Aller au contenu principal

Herbe
Astuces pour pallier le manque de fourrages

La pluie quasi absente ce printemps a entraîné une baisse rapide des stocks fourragers. Zoom sur les pistes d’action pour remédier au déficit fourrager avant la récolte du maïs.

Dans certains cas, il sera difficile de faire le joint jusqu’aux ensilages de maïs.
Dans certains cas, il sera difficile de faire le joint jusqu’aux ensilages de maïs.
© DR

Un hiver long et une pluie  quasi absente ce printemps ont entraîné une baisse rapide des stocks fourragers dans beaucoup d’exploitations. Certains éleveurs vont donc être en déficit fourrager en attendant les récoltes de maïs.
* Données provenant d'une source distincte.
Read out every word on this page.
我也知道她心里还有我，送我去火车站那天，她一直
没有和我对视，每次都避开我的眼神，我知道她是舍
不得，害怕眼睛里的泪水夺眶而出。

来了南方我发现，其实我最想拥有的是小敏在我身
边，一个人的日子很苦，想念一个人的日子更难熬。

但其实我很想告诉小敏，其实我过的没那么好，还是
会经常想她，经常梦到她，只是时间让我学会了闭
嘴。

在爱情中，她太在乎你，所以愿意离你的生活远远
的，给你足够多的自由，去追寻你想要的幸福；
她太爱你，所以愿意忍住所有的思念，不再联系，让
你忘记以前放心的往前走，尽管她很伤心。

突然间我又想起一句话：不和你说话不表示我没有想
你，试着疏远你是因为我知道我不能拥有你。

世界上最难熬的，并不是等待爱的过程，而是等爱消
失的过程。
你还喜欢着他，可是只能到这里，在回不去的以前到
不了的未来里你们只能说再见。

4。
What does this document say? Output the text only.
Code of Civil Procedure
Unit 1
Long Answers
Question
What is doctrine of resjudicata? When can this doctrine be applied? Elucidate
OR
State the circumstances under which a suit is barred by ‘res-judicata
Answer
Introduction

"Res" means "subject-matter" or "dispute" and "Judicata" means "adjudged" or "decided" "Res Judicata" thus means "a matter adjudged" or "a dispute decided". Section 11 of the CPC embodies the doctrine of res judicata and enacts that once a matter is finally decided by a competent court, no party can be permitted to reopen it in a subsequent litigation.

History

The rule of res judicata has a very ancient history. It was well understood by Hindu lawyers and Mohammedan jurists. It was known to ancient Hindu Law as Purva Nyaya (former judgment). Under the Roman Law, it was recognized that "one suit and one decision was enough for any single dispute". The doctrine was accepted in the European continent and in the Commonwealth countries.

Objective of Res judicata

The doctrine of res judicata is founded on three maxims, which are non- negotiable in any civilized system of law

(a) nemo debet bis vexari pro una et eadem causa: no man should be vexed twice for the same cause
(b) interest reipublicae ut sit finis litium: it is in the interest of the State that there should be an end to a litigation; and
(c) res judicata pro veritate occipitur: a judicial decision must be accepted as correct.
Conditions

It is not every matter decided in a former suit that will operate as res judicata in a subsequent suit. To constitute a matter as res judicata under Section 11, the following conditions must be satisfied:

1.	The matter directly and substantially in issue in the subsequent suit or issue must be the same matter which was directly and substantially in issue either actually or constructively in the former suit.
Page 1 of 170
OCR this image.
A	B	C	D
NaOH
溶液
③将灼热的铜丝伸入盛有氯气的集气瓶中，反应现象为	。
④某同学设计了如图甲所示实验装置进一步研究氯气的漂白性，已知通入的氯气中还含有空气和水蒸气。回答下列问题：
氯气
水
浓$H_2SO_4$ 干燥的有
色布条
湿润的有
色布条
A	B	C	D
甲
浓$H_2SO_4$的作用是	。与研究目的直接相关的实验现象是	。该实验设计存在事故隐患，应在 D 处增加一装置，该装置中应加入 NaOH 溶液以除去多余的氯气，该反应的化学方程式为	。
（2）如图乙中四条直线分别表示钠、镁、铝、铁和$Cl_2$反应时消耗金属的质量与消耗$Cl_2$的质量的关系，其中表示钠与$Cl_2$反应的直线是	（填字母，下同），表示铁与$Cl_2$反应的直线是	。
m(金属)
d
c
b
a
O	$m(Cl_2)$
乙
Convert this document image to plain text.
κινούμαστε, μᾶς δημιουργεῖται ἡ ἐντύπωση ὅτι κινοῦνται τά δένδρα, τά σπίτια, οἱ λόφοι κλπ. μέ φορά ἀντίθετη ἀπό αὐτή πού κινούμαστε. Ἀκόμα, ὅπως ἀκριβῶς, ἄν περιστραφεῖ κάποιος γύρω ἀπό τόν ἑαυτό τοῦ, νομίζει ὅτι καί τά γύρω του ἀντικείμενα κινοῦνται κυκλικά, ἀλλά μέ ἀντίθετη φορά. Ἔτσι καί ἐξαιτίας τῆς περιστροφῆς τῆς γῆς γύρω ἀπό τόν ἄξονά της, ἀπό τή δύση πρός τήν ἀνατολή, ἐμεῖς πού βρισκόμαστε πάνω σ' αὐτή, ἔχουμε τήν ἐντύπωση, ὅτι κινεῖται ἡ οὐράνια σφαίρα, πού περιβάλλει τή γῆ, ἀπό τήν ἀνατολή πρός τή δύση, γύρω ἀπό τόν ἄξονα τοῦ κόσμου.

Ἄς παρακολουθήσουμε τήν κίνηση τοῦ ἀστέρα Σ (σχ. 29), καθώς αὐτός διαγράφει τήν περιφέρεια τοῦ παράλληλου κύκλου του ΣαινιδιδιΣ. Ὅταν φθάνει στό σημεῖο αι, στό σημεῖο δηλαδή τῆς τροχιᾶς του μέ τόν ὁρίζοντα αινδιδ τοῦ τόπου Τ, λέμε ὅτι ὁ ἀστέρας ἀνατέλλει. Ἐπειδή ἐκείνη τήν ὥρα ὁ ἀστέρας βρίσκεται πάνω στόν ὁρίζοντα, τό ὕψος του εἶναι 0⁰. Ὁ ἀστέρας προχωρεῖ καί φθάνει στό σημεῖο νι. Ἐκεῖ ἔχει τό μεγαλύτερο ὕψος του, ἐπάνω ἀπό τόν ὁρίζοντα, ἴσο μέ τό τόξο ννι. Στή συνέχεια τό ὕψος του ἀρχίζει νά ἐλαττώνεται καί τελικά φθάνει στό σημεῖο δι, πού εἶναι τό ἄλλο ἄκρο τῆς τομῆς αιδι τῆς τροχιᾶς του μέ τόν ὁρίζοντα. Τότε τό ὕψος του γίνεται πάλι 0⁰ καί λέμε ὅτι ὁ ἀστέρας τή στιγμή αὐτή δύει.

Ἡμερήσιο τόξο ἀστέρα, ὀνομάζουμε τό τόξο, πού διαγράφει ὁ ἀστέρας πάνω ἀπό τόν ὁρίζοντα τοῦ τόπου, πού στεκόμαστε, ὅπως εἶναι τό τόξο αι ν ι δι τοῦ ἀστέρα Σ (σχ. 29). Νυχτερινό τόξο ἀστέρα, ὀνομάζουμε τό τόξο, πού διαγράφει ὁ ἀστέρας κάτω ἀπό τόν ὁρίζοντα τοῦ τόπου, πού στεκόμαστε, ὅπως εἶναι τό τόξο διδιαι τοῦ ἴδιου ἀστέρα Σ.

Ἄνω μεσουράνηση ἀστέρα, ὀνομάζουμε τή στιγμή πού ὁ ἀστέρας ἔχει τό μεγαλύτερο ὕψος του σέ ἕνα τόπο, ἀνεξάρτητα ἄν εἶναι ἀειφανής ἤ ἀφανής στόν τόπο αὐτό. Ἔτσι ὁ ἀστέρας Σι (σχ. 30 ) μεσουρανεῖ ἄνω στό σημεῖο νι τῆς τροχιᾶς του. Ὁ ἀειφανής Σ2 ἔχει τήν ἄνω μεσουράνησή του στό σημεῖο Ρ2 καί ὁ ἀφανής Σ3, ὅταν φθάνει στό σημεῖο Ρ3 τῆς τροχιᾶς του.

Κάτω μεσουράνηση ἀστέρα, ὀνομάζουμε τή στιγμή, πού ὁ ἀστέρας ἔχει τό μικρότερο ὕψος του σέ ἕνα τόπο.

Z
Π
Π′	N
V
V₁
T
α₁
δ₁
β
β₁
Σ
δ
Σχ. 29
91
Pour y remédier, quelles sont les pistes d’action ? 

 

Des stocks en baisse

Du fait du printemps sec, la pousse de l’herbe est limitée. Il manque en cumulé une  tonne de MS par ha d’herbe. Moins de pâturage, des récoltes en ensilage d’herbe moins importantes, les stocks fourragers ont été fortement mis à contribution. Dans certains cas, il sera difficile de faire le joint jusqu’aux ensilages de maïs. Plusieurs stratégies s’offrent aux éleveurs.

 

Faire le point sur les stocks disponibles

En premier lieu, il convient de faire le point sur les effectifs d’animaux qui seront présents jusqu’au 1er septembre et jusqu’au printemps 2011. Faire ensuite le bilan des besoins fourragers de ces bovins et le comparer au stock disponible. 

En fonction de l’amplitude du déficit, il faut plutôt choisir d’acheter des sous-produits ou d’ensiler des céréales immatures. A priori, la première solution est plutôt à réserver pour des vaches laitières si vous n’avez pas l’habitude de gérer des rations à base de plusieurs fourrages. La seconde solution conviendra davantage aux vaches allaitantes et aux génisses d’élevage.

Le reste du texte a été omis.